Like author Ta-Nehisi Coates, whose article in The Atlantic in 2014 reignited a national debate about reparations, the authors understand the plundering of Black people by a white supremacist society as essential to any accurate understanding of America. “America begins in black plunder and white democracy,” writes Coates, “two features that are not contradictory but complementary.”

It’s one thing, of course, to acknowledge how a culture of white supremacy has wreaked havoc on Black communities over the centuries. It’s another thing entirely to assume that the church – white churches – have a particular responsibility to repair the damages done by generations of theft. But this is precisely what Kwon and Thompson, Korean American and White respectively, urge the reader to consider. This responsibility has to do with the church’s unique mission which can empower people to seek repair, its troubled history which reveals far too many instances of complicity with racial injustice, and a moral tradition which provides the necessary spiritual resources for such difficult work.

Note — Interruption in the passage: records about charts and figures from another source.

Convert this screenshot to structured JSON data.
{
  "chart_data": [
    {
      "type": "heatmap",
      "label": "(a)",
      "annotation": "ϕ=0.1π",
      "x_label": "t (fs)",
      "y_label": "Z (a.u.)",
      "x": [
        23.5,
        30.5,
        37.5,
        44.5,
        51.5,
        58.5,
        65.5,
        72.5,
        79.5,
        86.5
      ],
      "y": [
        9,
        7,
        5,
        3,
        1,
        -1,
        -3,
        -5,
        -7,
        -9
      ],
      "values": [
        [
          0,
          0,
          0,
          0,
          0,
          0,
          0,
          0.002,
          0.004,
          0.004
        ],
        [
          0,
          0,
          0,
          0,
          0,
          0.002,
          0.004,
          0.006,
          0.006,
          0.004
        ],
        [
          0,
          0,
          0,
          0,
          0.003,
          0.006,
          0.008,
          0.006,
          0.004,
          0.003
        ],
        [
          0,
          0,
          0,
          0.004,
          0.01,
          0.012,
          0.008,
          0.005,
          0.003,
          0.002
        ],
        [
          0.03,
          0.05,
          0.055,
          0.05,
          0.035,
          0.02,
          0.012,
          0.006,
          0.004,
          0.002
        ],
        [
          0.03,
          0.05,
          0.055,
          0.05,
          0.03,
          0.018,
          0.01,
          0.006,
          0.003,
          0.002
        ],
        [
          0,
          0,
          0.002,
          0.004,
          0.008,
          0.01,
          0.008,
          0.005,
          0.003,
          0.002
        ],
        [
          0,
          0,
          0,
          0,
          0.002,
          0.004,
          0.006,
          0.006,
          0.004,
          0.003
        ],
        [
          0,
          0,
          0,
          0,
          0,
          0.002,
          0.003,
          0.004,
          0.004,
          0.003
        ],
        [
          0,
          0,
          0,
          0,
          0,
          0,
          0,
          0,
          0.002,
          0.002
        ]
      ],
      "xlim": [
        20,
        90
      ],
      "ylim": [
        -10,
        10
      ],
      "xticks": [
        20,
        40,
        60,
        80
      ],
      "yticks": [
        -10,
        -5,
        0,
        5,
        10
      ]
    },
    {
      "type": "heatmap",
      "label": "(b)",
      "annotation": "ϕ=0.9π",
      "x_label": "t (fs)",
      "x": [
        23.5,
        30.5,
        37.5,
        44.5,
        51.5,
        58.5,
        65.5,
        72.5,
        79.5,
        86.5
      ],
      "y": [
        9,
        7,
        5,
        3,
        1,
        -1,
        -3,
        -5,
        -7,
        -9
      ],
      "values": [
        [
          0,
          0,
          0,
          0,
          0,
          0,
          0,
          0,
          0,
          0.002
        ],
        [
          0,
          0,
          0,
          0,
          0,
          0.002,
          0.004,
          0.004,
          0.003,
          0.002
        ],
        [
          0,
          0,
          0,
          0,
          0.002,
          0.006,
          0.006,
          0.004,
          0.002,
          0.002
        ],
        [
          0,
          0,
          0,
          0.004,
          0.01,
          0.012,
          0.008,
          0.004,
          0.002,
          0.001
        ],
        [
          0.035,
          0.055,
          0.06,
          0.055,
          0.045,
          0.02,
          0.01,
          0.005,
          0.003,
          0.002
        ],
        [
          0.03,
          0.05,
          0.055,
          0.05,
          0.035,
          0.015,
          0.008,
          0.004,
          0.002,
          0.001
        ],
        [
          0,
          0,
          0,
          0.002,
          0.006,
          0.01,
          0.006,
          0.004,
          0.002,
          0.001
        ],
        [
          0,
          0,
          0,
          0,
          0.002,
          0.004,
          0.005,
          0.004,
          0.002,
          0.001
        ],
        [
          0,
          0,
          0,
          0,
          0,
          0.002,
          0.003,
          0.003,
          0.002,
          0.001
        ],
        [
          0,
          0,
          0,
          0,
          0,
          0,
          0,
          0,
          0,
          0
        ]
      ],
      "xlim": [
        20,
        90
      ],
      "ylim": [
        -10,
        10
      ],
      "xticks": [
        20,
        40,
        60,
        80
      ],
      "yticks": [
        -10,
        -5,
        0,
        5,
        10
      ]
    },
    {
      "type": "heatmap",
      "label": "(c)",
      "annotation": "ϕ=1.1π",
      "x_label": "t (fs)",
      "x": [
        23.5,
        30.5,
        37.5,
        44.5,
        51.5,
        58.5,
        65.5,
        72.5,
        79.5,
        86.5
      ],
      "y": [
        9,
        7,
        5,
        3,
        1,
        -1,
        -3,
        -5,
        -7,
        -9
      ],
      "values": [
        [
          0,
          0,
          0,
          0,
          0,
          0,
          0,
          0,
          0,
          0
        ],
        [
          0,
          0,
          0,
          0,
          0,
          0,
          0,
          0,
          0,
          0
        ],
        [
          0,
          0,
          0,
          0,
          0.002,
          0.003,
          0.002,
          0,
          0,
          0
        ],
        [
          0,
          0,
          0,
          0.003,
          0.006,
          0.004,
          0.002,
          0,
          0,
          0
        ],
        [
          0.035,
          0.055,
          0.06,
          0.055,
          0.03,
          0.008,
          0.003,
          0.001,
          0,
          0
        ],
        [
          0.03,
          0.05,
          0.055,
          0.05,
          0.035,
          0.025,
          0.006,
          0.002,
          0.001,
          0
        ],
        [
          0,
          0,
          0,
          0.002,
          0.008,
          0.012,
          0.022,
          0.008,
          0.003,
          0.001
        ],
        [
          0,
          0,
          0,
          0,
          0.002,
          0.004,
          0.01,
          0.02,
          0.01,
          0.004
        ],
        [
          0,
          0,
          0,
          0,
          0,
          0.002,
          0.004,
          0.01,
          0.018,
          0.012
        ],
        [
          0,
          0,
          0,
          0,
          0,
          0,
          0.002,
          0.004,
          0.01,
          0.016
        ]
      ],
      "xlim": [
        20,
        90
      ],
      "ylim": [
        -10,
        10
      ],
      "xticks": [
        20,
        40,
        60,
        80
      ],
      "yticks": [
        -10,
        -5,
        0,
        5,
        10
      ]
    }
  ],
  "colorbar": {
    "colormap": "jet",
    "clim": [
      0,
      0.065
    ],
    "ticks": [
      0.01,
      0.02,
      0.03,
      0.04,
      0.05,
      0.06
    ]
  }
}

As an argument for the church’s participation in the work of repair, Reparations is compelling. The authors root their vision so thoroughly in Scripture that by the time we approach the end of the book and the more practical elements of repair, the invitation feels natural. Of course this is what the church is meant to be about! Equally important is how Kwon and Thompson refuse to reduce this important conversation to money: Who gets paid? How much? Who pays? By excavating the cultural nature of white supremacist racism, they successfully show the widespread, generational, and material impact of this systemic sin. Rooted in Christian identity, this clear-eyed telling of history shifts reparations from a radical impossibility to a reasonable responsibility.

So, how would a church actually go about the work of repair? Rather than suggesting a roadmap or a list of steps, Reparations ends with spiritual commitments and practices of repair. It’s easy to imagine a local church gathered around these last pages, asking themselves what it might look like to grow into a community engaged in repair. Questions of material compensation – money! – would certainly come up in these conversations, but not aside from wider questions of formation and maturity. To truly do the work of repair, a church, particularly a white church which is only now waking up to the generations of theft inflicted upon our Black sisters and brothers, must first become a people of repair.